Communiquer sur cette thématique, et plus largement sur les handicaps invisibles. Rappeler ce qu’est un handicap invisible et quels sont les exemples d’aménagement de postes dont peuvent bénéficier les salarié·es reconnu·es travailleur·se handicapé·es. Rappeler également qui sont les acteur·rices clé·es sur le handicap et les maladies invalidantes dans l’entreprise (ambassadeur·rices, référent·es…).

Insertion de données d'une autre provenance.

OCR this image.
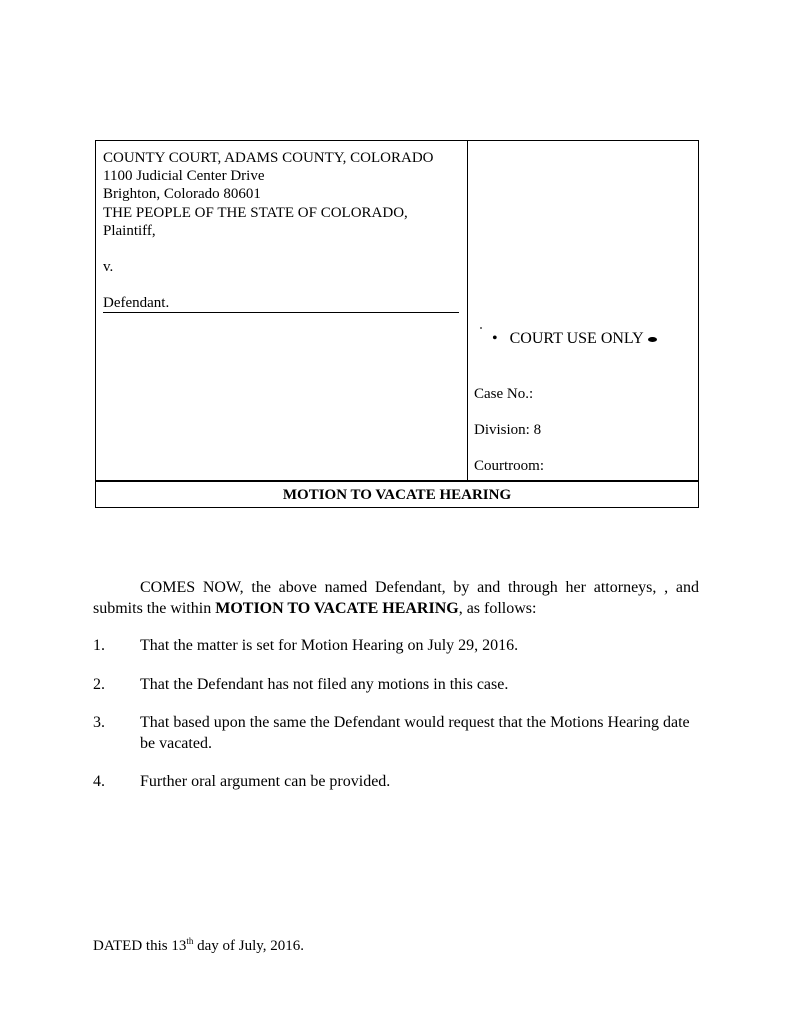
COUNTY COURT, ADAMS COUNTY, COLORADO
1100 Judicial Center Drive
Brighton, Colorado 80601
THE PEOPLE OF THE STATE OF COLORADO,
Plaintiff,
v.
Defendant.
• COURT USE ONLY
Case No.:
Division: 8
Courtroom:
MOTION TO VACATE HEARING
COMES NOW, the above named Defendant, by and through her attorneys, , and submits the within MOTION TO VACATE HEARING, as follows:
1. That the matter is set for Motion Hearing on July 29, 2016.
2. That the Defendant has not filed any motions in this case.
3. That based upon the same the Defendant would request that the Motions Hearing date be vacated.
4. Further oral argument can be provided.
DATED this 13th day of July, 2016.
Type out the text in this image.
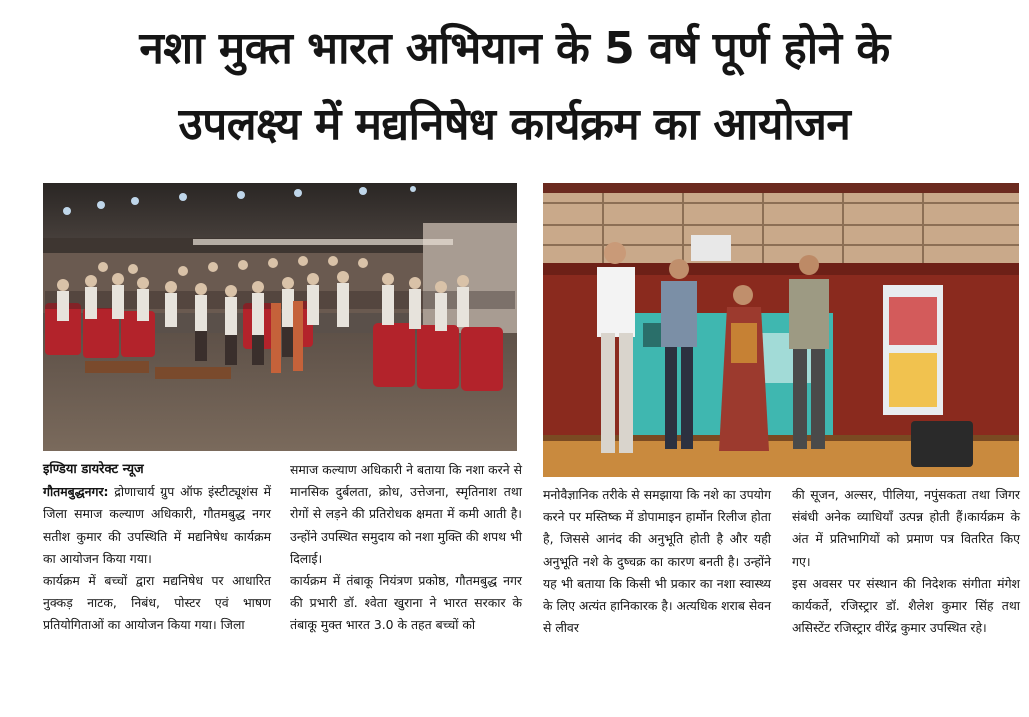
नशा मुक्त भारत अभियान के 5 वर्ष पूर्ण होने के
उपलक्ष्य में मद्यनिषेध कार्यक्रम का आयोजन

इण्डिया डायरेक्ट न्यूज

गौतमबुद्धनगर: द्रोणाचार्य ग्रुप ऑफ इंस्टीट्यूशंस में जिला समाज कल्याण अधिकारी, गौतमबुद्ध नगर सतीश कुमार की उपस्थिति में मद्यनिषेध कार्यक्रम का आयोजन किया गया।

कार्यक्रम में बच्चों द्वारा मद्यनिषेध पर आधारित नुक्कड़ नाटक, निबंध, पोस्टर एवं भाषण प्रतियोगिताओं का आयोजन किया गया। जिला

समाज कल्याण अधिकारी ने बताया कि नशा करने से मानसिक दुर्बलता, क्रोध, उत्तेजना, स्मृतिनाश तथा रोगों से लड़ने की प्रतिरोधक क्षमता में कमी आती है। उन्होंने उपस्थित समुदाय को नशा मुक्ति की शपथ भी दिलाई।

कार्यक्रम में तंबाकू नियंत्रण प्रकोष्ठ, गौतमबुद्ध नगर की प्रभारी डॉ. श्वेता खुराना ने भारत सरकार के तंबाकू मुक्त भारत 3.0 के तहत बच्चों को

मनोवैज्ञानिक तरीके से समझाया कि नशे का उपयोग करने पर मस्तिष्क में डोपामाइन हार्मोन रिलीज होता है, जिससे आनंद की अनुभूति होती है और यही अनुभूति नशे के दुष्चक्र का कारण बनती है। उन्होंने यह भी बताया कि किसी भी प्रकार का नशा स्वास्थ्य के लिए अत्यंत हानिकारक है। अत्यधिक शराब सेवन से लीवर

की सूजन, अल्सर, पीलिया, नपुंसकता तथा जिगर संबंधी अनेक व्याधियाँ उत्पन्न होती हैं।कार्यक्रम के अंत में प्रतिभागियों को प्रमाण पत्र वितरित किए गए।

इस अवसर पर संस्थान की निदेशक संगीता मंगेश कार्यकर्ते, रजिस्ट्रार डॉ. शैलेश कुमार सिंह तथा असिस्टेंट रजिस्ट्रार वीरेंद्र कुमार उपस्थित रहे।
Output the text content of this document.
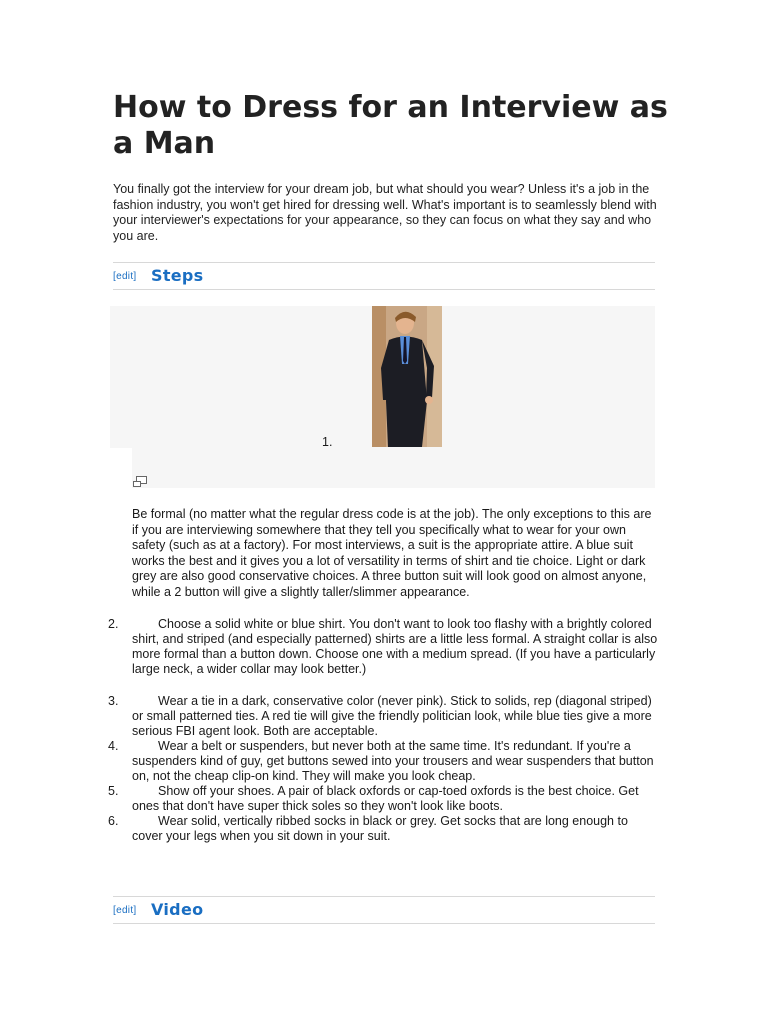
How to Dress for an Interview as a Man

You finally got the interview for your dream job, but what should you wear? Unless it's a job in the fashion industry, you won't get hired for dressing well. What's important is to seamlessly blend with your interviewer's expectations for your appearance, so they can focus on what they say and who you are.

[edit] Steps
1.

Be formal (no matter what the regular dress code is at the job). The only exceptions to this are if you are interviewing somewhere that they tell you specifically what to wear for your own safety (such as at a factory). For most interviews, a suit is the appropriate attire. A blue suit works the best and it gives you a lot of versatility in terms of shirt and tie choice. Light or dark grey are also good conservative choices. A three button suit will look good on almost anyone, while a 2 button will give a slightly taller/slimmer appearance.

2.	Choose a solid white or blue shirt. You don't want to look too flashy with a brightly colored shirt, and striped (and especially patterned) shirts are a little less formal. A straight collar is also more formal than a button down. Choose one with a medium spread. (If you have a particularly large neck, a wider collar may look better.)
3.	Wear a tie in a dark, conservative color (never pink). Stick to solids, rep (diagonal striped) or small patterned ties. A red tie will give the friendly politician look, while blue ties give a more serious FBI agent look. Both are acceptable.
4.	Wear a belt or suspenders, but never both at the same time. It's redundant. If you're a suspenders kind of guy, get buttons sewed into your trousers and wear suspenders that button on, not the cheap clip-on kind. They will make you look cheap.
5.	Show off your shoes. A pair of black oxfords or cap-toed oxfords is the best choice. Get ones that don't have super thick soles so they won't look like boots.
6.	Wear solid, vertically ribbed socks in black or grey. Get socks that are long enough to cover your legs when you sit down in your suit.
[edit] Video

La stratégie de communication peut aussi prendre la forme d’une sensibilisation à destination de l’ensemble des salarié·es : l’association EndoFrance organise des séances d’échanges et informations sur l’endométriose.

Créer des groupes de travail autour de l’inclusion des personnes porteuses d’un handicap ou d’un handicap invisible : comment l’entreprise peut-elle s’améliorer ? Quelles initiatives peut-on mettre en place ?

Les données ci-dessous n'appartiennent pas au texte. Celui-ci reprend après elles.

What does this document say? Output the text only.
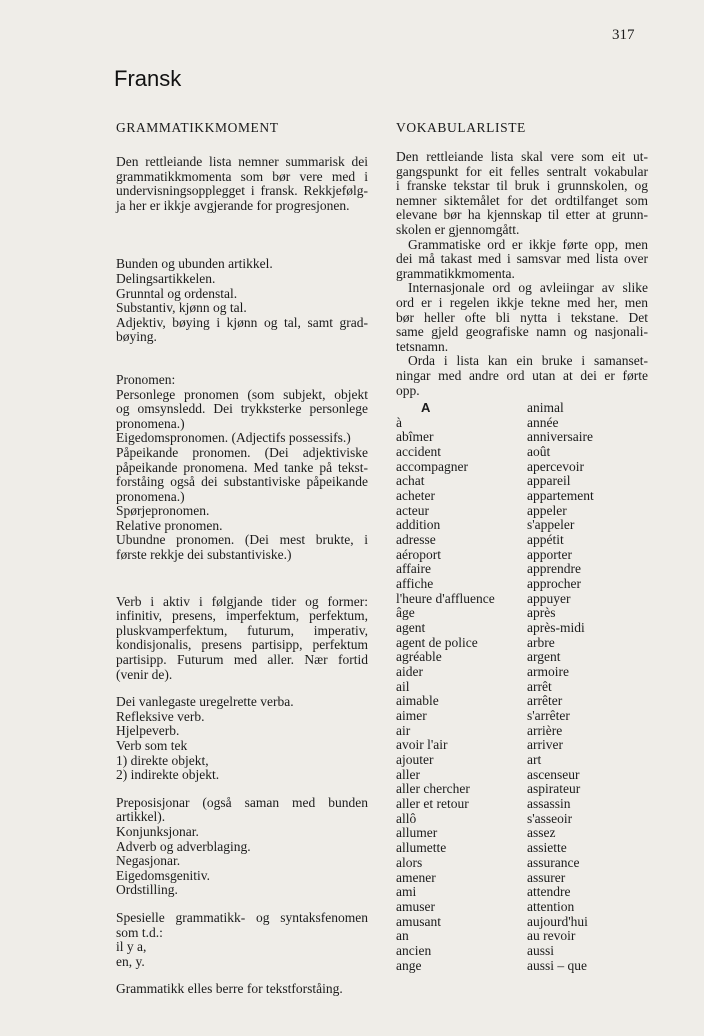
317
Fransk
GRAMMATIKKMOMENT
Den rettleiande lista nemner summarisk dei
grammatikkmomenta som bør vere med i
undervisningsopplegget i fransk. Rekkjefølg-
ja her er ikkje avgjerande for progresjonen.
Bunden og ubunden artikkel.
Delingsartikkelen.
Grunntal og ordenstal.
Substantiv, kjønn og tal.
Adjektiv, bøying i kjønn og tal, samt grad-
bøying.
Pronomen:
Personlege pronomen (som subjekt, objekt
og omsynsledd. Dei trykksterke personlege
pronomena.)
Eigedomspronomen. (Adjectifs possessifs.)
Påpeikande pronomen. (Dei adjektiviske
påpeikande pronomena. Med tanke på tekst-
forståing også dei substantiviske påpeikande
pronomena.)
Spørjepronomen.
Relative pronomen.
Ubundne pronomen. (Dei mest brukte, i
første rekkje dei substantiviske.)
Verb i aktiv i følgjande tider og former:
infinitiv, presens, imperfektum, perfektum,
pluskvamperfektum, futurum, imperativ,
kondisjonalis, presens partisipp, perfektum
partisipp. Futurum med aller. Nær fortid
(venir de).
Dei vanlegaste uregelrette verba.
Refleksive verb.
Hjelpeverb.
Verb som tek
1) direkte objekt,
2) indirekte objekt.
Preposisjonar (også saman med bunden
artikkel).
Konjunksjonar.
Adverb og adverblaging.
Negasjonar.
Eigedomsgenitiv.
Ordstilling.
Spesielle grammatikk- og syntaksfenomen
som t.d.:
il y a,
en, y.
Grammatikk elles berre for tekstforståing.
VOKABULARLISTE
Den rettleiande lista skal vere som eit ut-
gangspunkt for eit felles sentralt vokabular
i franske tekstar til bruk i grunnskolen, og
nemner siktemålet for det ordtilfanget som
elevane bør ha kjennskap til etter at grunn-
skolen er gjennomgått.
Grammatiske ord er ikkje førte opp, men
dei må takast med i samsvar med lista over
grammatikkmomenta.
Internasjonale ord og avleiingar av slike
ord er i regelen ikkje tekne med her, men
bør heller ofte bli nytta i tekstane. Det
same gjeld geografiske namn og nasjonali-
tetsnamn.
Orda i lista kan ein bruke i samanset-
ningar med andre ord utan at dei er førte
opp.
A
à
abîmer
accident
accompagner
achat
acheter
acteur
addition
adresse
aéroport
affaire
affiche
l'heure d'affluence
âge
agent
agent de police
agréable
aider
ail
aimable
aimer
air
avoir l'air
ajouter
aller
aller chercher
aller et retour
allô
allumer
allumette
alors
amener
ami
amuser
amusant
an
ancien
ange
animal
année
anniversaire
août
apercevoir
appareil
appartement
appeler
s'appeler
appétit
apporter
apprendre
approcher
appuyer
après
après-midi
arbre
argent
armoire
arrêt
arrêter
s'arrêter
arrière
arriver
art
ascenseur
aspirateur
assassin
s'asseoir
assez
assiette
assurance
assurer
attendre
attention
aujourd'hui
au revoir
aussi
aussi – que
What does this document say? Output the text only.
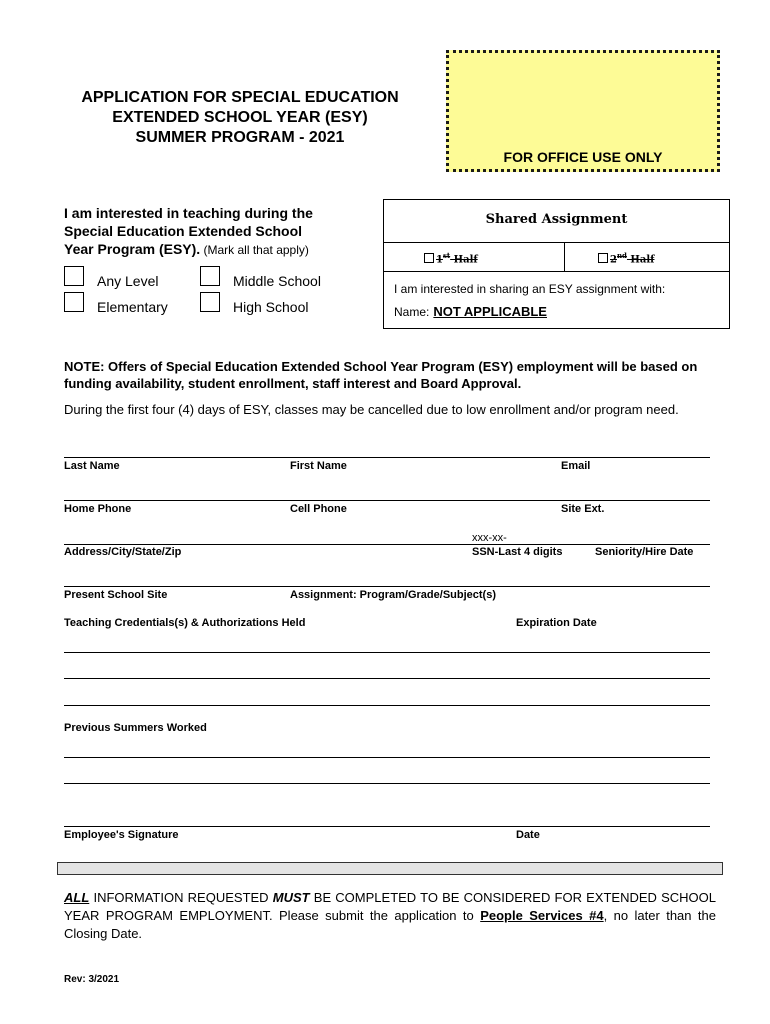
APPLICATION FOR SPECIAL EDUCATION
EXTENDED SCHOOL YEAR (ESY)
SUMMER PROGRAM - 2021
FOR OFFICE USE ONLY
I am interested in teaching during the
Special Education Extended School
Year Program (ESY). (Mark all that apply)
Any Level	Middle School
Elementary	High School
Shared Assignment
1st Half	2nd Half
I am interested in sharing an ESY assignment with:
Name: NOT APPLICABLE
NOTE: Offers of Special Education Extended School Year Program (ESY) employment will be based on funding availability, student enrollment, staff interest and Board Approval.
During the first four (4) days of ESY, classes may be cancelled due to low enrollment and/or program need.
Last Name	First Name	Email
Home Phone	Cell Phone	Site Ext.
xxx-xx-
Address/City/State/Zip	SSN-Last 4 digits	Seniority/Hire Date
Present School Site	Assignment: Program/Grade/Subject(s)
Teaching Credentials(s) & Authorizations Held	Expiration Date
Previous Summers Worked
Employee's Signature	Date
ALL INFORMATION REQUESTED MUST BE COMPLETED TO BE CONSIDERED FOR EXTENDED SCHOOL YEAR PROGRAM EMPLOYMENT. Please submit the application to People Services #4, no later than the Closing Date.
Rev: 3/2021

Ajuster l’organisation et les conditions de travail : proposer des chaises ergonomiques à tous·tes les salarié·es sur site et en télétravail, faire preuve de flexibilité en facilitant le télétravail a minima un certain nombre de jours par semaine si cela est possible, créer une salle de repos (cet espace peut être très pratique le temps qu’un médicament agisse par exemple !), s’assurer que les toilettes de votre entreprise sont équipées de protections hygiéniques, donner la possibilité aux salariées atteintes de règles invalidantes de bénéficier d’un congé menstruel.

 

A ce sujet, une proposition de loi sur le congé menstruel a été adoptée en Espagne en février 2023. En France, plusieurs parlementaires français du camp socialiste et écologiste ont déposé un projet de loi en ce sens, pour une durée variant de deux jours par mois à treize jours par an, sans perte de salaire, après octroi d’un certificat médical. Pour l’instant, le projet a été écarté par le Sénat, mais cela n’empêche pas un certain nombre d’entreprises et d’organisations publiques d’intégrer ce congé spécial dans leur politique RH. C’est le choix qu’ont fait par exemple l’entreprise Goodays et la municipalité de Saint-Ouen, qui constatent qu’il n’y a pas d’abus depuis sa mise en
place. Chez Goodays, « sur les 40% de femmes qui composent les 100 salariés de l’entreprise, cinq ont demandé à en bénéficier, ce qui correspond environ au ratio de 10% de femmes sur la population française qui souffrent d’endométriose », constate Xavier Molinie, le CEO de Goodays.

 

Les entreprises ont donc tout intérêt à s’emparer du sujet de l’endométriose, en accompagnant leurs salariées via une politique RH inclusive et innovante, au service du leur bien-être physique et mental. Ce type d’initiatives favorise l’engagement des collaborateur·rices et la motivation au travail, et par extension la performance globale de l’entreprise.